The aim of this study is to develop a computer-aided engineering (CAE) technique to assess the structural integrity and deformation-induced misalignment of solar radiation in a 2-kW tracking photovoltaic (PV) system. Finite element analysis (FEA) approach is employed to investigate the effects of self-weight and wind loads on the structural deformation and misalignment of solar radiation. Distributions of stress, deformation, and deformation-induced misalignment of solar radiation are calculated for several loading conditions, including gravity alone and gravity plus a wind speed of 7 m/s or 12 m/s with various blowing directions. Strain changes at two selected locations in the given solar tracker are measured experimentally for various elevation angles, under no wind conditions. A good agreement between the experimental data and simulated results is found for self-weight effect such that the constructed FEA model is validated under windless conditions. Simulations indicate no structural failure is predicted for all components in the given solar tracker under all of the given loading conditions according to the von Mises failure criterion.
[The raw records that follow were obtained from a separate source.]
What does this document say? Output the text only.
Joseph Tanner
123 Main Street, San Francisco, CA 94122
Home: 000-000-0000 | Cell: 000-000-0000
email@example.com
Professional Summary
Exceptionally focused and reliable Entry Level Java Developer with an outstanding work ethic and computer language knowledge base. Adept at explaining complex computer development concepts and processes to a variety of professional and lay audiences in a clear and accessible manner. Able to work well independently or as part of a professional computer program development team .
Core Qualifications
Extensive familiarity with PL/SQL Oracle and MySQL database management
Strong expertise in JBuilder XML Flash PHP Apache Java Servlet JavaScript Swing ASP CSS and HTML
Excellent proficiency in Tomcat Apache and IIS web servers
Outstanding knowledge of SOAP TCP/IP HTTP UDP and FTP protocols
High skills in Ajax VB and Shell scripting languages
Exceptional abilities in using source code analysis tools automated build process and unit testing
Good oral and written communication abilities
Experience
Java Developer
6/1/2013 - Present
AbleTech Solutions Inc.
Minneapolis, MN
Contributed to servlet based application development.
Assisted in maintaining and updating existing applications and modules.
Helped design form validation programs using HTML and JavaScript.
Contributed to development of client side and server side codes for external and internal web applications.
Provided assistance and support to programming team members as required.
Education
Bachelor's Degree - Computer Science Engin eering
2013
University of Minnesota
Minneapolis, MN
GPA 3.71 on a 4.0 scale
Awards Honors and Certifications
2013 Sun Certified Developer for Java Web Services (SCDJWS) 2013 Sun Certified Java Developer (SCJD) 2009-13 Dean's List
Solar radiation misalignment and resultant displacement in the PV modules vary with elevation angle in a similar trend. The maximum misalignment of solar radiation for each wind direction occurs at the PV module on the windward side of the PV array. Among the given loading conditions, the absolute maximum misalignment of solar radiation is of 1.48° for a wind speed of 12 m/s. Such a misalignment value is not expected to cause a significant loss of power generation for the given PV system.